Prezydencka kawalkada posuwała się po wyznaczonej trasie z prędkością 25 do 30 mil (40-50 kilometrów) na godzinę. Prezydent dwukrotnie kazał kierowcy zatrzymać się. Raz, gdy zobaczył napis proszący go o uściśnięcie ręki. Za drugim razem zamienił kilka słów z katolicką zakonnicą i grupą małych dzieci.
W śródmieściu narastająca liczba zgromadzonych mieszkańców witała prezydenta i jego małżonkę żywiołowo i serdecznie. Pozdrawiano ich okrzykami i gestami rąk. Agenci ochrony kilkakrotnie zmuszeni byli do stawania na stopniach limuzyny dla ochrony prezydenta przed zbitym tłumem. Jeden z młodych ludzi próbował biec za samochodem Kennedych.
Kawalkada przecięła centralną część miasta ze wschodu na zachód, jadąc ulicą Main, i dotarła do placu Dealeya.

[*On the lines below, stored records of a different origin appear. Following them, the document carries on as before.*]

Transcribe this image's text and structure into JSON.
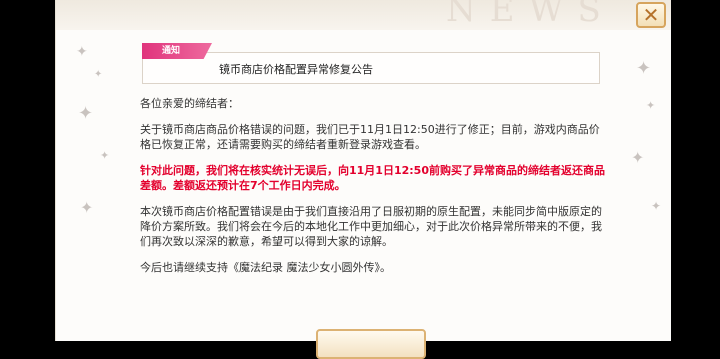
{
  "watermark": "NEWS",
  "close_icon": "close-x-icon",
  "notice": {
    "tag": "通知",
    "title": "镜币商店价格配置异常修复公告"
  },
  "body": {
    "greeting": "各位亲爱的缔结者：",
    "p1": "关于镜币商店商品价格错误的问题，我们已于11月1日12:50进行了修正；目前，游戏内商品价格已恢复正常，还请需要购买的缔结者重新登录游戏查看。",
    "p2_red": "针对此问题，我们将在核实统计无误后，向11月1日12:50前购买了异常商品的缔结者返还商品差额。差额返还预计在7个工作日内完成。",
    "p3": "本次镜币商店价格配置错误是由于我们直接沿用了日服初期的原生配置，未能同步简中版原定的降价方案所致。我们将会在今后的本地化工作中更加细心，对于此次价格异常所带来的不便，我们再次致以深深的歉意，希望可以得到大家的谅解。",
    "p4": "今后也请继续支持《魔法纪录 魔法少女小圆外传》。"
  },
  "colors": {
    "accent_pink": "#e0347c",
    "warning_red": "#e3002d",
    "gold_border": "#d6a45d"
  }
}
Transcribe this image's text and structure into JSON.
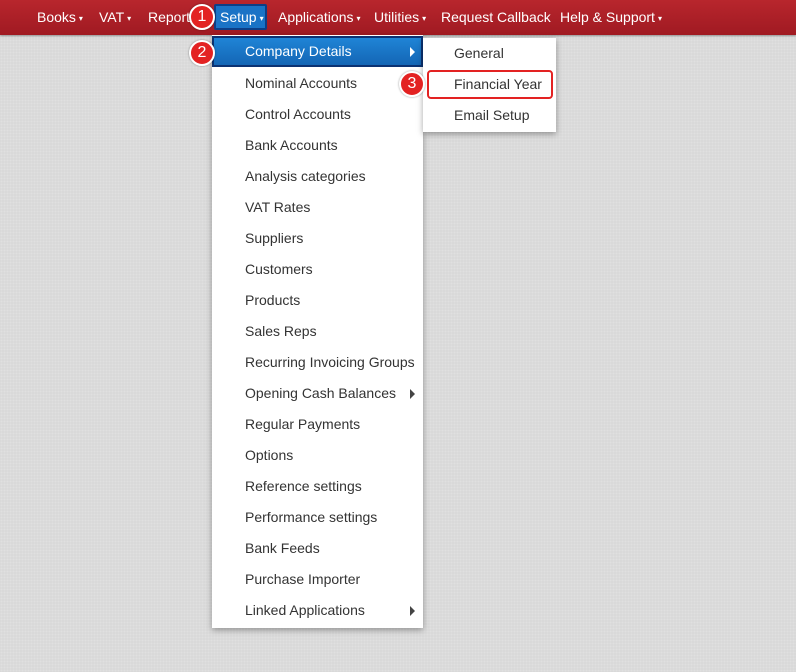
{
  "navbar": {
    "items": [
      {
        "label": "Books",
        "caret": "▾"
      },
      {
        "label": "VAT",
        "caret": "▾"
      },
      {
        "label": "Reports",
        "caret": ""
      },
      {
        "label": "Setup",
        "caret": "▾"
      },
      {
        "label": "Applications",
        "caret": "▾"
      },
      {
        "label": "Utilities",
        "caret": "▾"
      },
      {
        "label": "Request Callback",
        "caret": ""
      },
      {
        "label": "Help & Support",
        "caret": "▾"
      }
    ]
  },
  "setup_menu": {
    "items": [
      {
        "label": "Company Details",
        "has_submenu": true,
        "active": true
      },
      {
        "label": "Nominal Accounts"
      },
      {
        "label": "Control Accounts"
      },
      {
        "label": "Bank Accounts"
      },
      {
        "label": "Analysis categories"
      },
      {
        "label": "VAT Rates"
      },
      {
        "label": "Suppliers"
      },
      {
        "label": "Customers"
      },
      {
        "label": "Products"
      },
      {
        "label": "Sales Reps"
      },
      {
        "label": "Recurring Invoicing Groups"
      },
      {
        "label": "Opening Cash Balances",
        "has_submenu": true
      },
      {
        "label": "Regular Payments"
      },
      {
        "label": "Options"
      },
      {
        "label": "Reference settings"
      },
      {
        "label": "Performance settings"
      },
      {
        "label": "Bank Feeds"
      },
      {
        "label": "Purchase Importer"
      },
      {
        "label": "Linked Applications",
        "has_submenu": true
      }
    ]
  },
  "company_details_submenu": {
    "items": [
      {
        "label": "General"
      },
      {
        "label": "Financial Year"
      },
      {
        "label": "Email Setup"
      }
    ]
  },
  "annotations": {
    "badges": [
      "1",
      "2",
      "3"
    ]
  },
  "colors": {
    "navbar": "#a01a22",
    "active_item": "#1466b5",
    "badge": "#e32222"
  }
}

Tutaj z Main skręciła w Houston i pojechała na północ, zostawiając po prawej ręce szereg wysokich budynków. Kierowała się w stronę sześciopiętrowego, pomarańczowego, ceglanego budynku Teksaskiej Składnicy Podręczników Szkolnych. Widzowie byli wciąż liczni przed budynkami zajmującymi wschodnią stronę Houston, ale tłum rzedniał wzdłuż ulicy Elm, która skręcała w kierunku południowo–zachodnim i podążała w stronę wiaduktu kolejowego Triple Underpass i dwupoziomowego skrzyżowania ze Stemmons Freeway.
Pojazdy zbliżyły się do skrzyżowania ulic Houston i Elm. Wśród osób towarzyszących prezydentowi dawało się odczuć ogólną satysfakcję z entuzjastycznego przyjęcia. Gubernator O’Donnell był szczególnie zadowolony, znajdując przeciętnego mieszkańca Dallas tak samo podziwiającego i szanującego prezydenta, jak inni amerykańscy obywatele. Nellie Connally, dumna z przyjaznej postawy tłumu, obróciła się do Kennedy’ego ze słowami: „Panie prezydencie, nie może pan powiedzieć, że Dallas nie przepada za panem”. „To całkiem jasne” – odparł prezydent.